Domingo 31º del T.O. Ciclo C
Por: MaCarmen Martín Gavillero. Vita et Pax. Ciudad Real
Se esponja el corazón al leer, especialmente, la primera lectura de este domingo. En ella quiero hacer hincapié: en este Dios, amigo de la vida. Porque resulta preocupante el hecho de que sea preciso acentuarlo y, acaso mucho más todavía, el hecho de que no para todas las personas creyentes sea tan evidente esta afirmación.
Para demasiados cristianos, Dios se ha convertido en una carga que encoge y estrecha la existencia, en un Señor que ordena y manda. La imagen de Dios como obligación suplementaria que viene a “cargar” la vida cotidiana está muy asentada en nuestra cultura. El ser humano estaría en el mundo con su “carga” normal, intentando llevarlo lo mejor posible. Dios llegaría a continuación, imponiéndole mandamientos que debe cumplir, límites que no puede transgredir, prácticas que obligatoriamente ha de sumar a su vida ordinaria… De este modo, la religión aparece como una “sobre carga” haciendo aún la vida más dura y Dios como un “Señor” que impone obligaciones, con el consiguiente premio o castigo.
Por su parte, el libro de la Sabiduría nos presenta hoy a Dios, lejos de aparecer como “carga”, como lo que es y debe ser, ayuda para la existencia, exquisitamente respetuosa en el ofrecimiento e infinitamente generosa en el don. Esto no es teoría, sino que constituye el núcleo de toda experiencia religiosa auténtica. La persona religiosa experimenta que Dios no le agrava su vida, esta ya es dura y difícil de por sí; tampoco le suprime las dificultades, ni le exime de la lucha. Pero sabe que no está sola, que Alguien, más grande que ella y que todas las penurias, está a su lado; y experimenta que, en el contacto con ese Dios, recibe, pase lo que pase, el “coraje de existir”.
La persona creyente, sin verse nunca libre del mal, ni siquiera libre del peso del pecado, se siente sustentada, cobijada y acompañada por el amor de Dios. Un Dios al que el sabio de hoy, le llama amigo de la vida. La amistad, en primer lugar, es la atracción gozosa y libre entre dos personas; el amigo es alguien que te gusta y al que gustas. Habitualmente, los niños conocen a un amigo de manera instintiva; un amigo es alguien divertido con quien jugar y alguien en quien se puede confiar.

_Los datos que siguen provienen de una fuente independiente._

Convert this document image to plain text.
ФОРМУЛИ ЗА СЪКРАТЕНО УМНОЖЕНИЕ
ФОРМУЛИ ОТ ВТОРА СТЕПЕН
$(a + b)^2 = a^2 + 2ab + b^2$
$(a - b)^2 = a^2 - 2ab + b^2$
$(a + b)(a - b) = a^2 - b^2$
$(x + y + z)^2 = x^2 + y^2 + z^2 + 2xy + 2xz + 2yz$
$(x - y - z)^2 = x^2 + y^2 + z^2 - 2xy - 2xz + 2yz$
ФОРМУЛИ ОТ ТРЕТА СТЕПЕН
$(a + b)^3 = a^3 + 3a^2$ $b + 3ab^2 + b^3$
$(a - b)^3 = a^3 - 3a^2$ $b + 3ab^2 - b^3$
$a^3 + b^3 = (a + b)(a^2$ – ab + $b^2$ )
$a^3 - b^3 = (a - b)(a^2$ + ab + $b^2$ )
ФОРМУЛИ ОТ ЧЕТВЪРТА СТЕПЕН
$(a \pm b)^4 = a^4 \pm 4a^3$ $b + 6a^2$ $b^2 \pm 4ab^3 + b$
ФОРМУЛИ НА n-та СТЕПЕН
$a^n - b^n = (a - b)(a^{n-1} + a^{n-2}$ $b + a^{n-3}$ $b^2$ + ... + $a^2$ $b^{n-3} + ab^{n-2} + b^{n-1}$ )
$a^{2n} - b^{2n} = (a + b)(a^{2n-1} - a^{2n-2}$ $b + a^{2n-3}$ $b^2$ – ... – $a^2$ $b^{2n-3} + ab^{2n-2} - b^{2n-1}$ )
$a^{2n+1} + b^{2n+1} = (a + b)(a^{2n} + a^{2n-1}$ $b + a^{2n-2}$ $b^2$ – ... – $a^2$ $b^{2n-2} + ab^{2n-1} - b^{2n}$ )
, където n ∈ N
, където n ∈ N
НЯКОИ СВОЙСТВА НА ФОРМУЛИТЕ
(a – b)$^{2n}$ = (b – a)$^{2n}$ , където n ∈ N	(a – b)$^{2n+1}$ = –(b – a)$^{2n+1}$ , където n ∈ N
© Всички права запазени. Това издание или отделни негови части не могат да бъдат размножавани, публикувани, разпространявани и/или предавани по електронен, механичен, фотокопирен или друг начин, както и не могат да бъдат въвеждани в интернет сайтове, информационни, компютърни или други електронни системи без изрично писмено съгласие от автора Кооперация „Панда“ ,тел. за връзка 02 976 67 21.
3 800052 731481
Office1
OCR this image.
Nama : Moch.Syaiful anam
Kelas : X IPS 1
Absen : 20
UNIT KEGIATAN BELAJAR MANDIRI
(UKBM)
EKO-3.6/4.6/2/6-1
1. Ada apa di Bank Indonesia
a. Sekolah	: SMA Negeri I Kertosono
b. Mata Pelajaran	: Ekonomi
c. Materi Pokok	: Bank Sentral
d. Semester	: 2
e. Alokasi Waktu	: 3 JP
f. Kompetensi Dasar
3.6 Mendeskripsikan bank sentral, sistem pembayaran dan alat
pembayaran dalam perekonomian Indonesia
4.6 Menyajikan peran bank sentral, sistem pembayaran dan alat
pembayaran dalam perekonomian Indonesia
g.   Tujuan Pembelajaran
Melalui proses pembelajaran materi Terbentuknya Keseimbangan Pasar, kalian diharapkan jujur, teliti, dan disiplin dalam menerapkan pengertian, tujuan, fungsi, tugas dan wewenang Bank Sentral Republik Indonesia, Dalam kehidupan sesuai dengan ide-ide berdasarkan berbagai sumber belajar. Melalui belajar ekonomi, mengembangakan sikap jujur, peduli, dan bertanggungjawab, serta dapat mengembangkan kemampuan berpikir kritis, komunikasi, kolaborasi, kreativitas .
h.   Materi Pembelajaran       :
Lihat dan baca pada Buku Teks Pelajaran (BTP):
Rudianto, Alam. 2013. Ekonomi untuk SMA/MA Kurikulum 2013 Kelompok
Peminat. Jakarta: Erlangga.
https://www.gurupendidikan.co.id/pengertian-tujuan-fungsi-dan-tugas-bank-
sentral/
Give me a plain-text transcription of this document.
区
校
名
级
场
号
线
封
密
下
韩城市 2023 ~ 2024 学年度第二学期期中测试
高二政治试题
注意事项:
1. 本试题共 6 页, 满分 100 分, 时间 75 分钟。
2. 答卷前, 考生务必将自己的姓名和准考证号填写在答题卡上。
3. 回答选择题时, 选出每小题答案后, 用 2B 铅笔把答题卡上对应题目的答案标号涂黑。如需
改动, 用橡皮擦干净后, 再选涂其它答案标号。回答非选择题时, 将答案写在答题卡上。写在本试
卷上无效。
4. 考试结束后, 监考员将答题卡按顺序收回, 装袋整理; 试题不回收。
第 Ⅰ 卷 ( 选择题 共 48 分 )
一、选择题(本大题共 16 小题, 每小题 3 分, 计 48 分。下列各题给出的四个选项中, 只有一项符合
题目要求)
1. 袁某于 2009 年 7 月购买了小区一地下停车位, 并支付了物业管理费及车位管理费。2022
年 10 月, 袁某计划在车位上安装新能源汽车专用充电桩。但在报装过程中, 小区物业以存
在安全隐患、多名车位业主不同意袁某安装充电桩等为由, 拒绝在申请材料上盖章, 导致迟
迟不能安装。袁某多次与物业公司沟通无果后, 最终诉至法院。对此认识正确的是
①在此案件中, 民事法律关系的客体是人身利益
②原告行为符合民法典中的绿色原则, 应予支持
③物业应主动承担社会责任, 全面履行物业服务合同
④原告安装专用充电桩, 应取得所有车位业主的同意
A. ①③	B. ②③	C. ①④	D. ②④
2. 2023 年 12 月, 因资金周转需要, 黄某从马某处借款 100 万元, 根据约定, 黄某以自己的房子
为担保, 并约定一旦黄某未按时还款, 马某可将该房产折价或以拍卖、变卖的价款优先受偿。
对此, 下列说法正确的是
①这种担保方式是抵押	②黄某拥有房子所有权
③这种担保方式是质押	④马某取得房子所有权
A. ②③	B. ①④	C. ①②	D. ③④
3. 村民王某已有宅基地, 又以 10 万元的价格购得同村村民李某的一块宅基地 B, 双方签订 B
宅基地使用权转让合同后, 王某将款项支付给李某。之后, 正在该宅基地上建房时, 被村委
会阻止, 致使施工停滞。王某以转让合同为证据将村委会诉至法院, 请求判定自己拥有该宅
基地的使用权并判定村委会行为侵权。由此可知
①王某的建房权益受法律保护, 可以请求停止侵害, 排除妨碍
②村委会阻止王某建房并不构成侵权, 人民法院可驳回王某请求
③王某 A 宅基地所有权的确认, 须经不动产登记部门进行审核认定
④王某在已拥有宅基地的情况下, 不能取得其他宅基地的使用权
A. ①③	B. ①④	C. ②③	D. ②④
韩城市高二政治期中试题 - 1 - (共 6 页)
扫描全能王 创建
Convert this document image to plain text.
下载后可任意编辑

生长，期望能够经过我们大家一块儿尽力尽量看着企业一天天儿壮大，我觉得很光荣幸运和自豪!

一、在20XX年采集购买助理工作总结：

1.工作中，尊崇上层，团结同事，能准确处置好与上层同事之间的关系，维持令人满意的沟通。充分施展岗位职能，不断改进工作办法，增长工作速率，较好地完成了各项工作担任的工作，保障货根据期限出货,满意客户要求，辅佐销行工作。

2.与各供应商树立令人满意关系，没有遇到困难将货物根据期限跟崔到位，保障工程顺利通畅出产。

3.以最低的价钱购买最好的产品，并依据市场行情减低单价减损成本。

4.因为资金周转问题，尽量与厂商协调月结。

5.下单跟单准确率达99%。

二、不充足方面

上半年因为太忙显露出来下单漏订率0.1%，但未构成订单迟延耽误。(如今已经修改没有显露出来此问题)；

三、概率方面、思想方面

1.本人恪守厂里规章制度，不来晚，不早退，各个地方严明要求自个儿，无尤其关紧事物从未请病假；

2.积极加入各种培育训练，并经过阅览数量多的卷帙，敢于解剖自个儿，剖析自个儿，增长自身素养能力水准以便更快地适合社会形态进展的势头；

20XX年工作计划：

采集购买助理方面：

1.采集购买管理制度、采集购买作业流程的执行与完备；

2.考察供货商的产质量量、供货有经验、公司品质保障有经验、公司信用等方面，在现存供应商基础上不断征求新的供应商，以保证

La base de la amistad es la libertad y en ésta radica una parte de su fuerza; todas las demás relaciones están marcadas por el deber, la utilidad o el deseo; pero en la amistad, una vez elegida, se crea un vínculo que es uno de los más fuertes que pueden establecerse, el de la confianza. El compromiso es el de no ser nunca desleales. El pecado contra el amigo es la traición. El traidor es aquella persona que “hace de amiga”, pero que desde dentro abre las puertas al enemigo.
La que aparece como la más libre de las relaciones, sin ninguna obligación excepto el deleite y el juego, conlleva una poderosa responsabilidad, la de permanecer fiel, la de ser siempre digna de confianza. El pecado contra la amistad es la deslealtad. Lo que se espera de una persona amiga es, por encima de todo, confianza, fiabilidad, constancia, lealtad, sinceridad, autenticidad, verdad; alguien que no habla a nuestras espaldas; alguien que no abre la puerta, ni siquiera una rendija, al enemigo. Aún más, los amigos no están absortos el uno frente al otro sino que están uno al lado del otro, absortos en un interés común, en un proyecto común que les une; una relación así, siendo ciertamente profunda, no es exclusiva sino que está abierta a otras personas que se unen en un compromiso por una causa común.
Si Dios es el amigo del mundo, comprometido con él, del que se puede estar seguro que nunca lo traicionará, al que no sólo le gusta el mundo, sino que sueña con su bienestar, entonces nosotras y nosotros, estamos invitadas, como amigas del Amigo del mundo, a unirnos a ese sueño y trabajar por su realización. Ser amigas de Dios es la posibilidad más asombrosa que nos puede suceder y compartir la comida es lo más natural en la amistad, de ahí que estemos celebrando esta Eucaristía.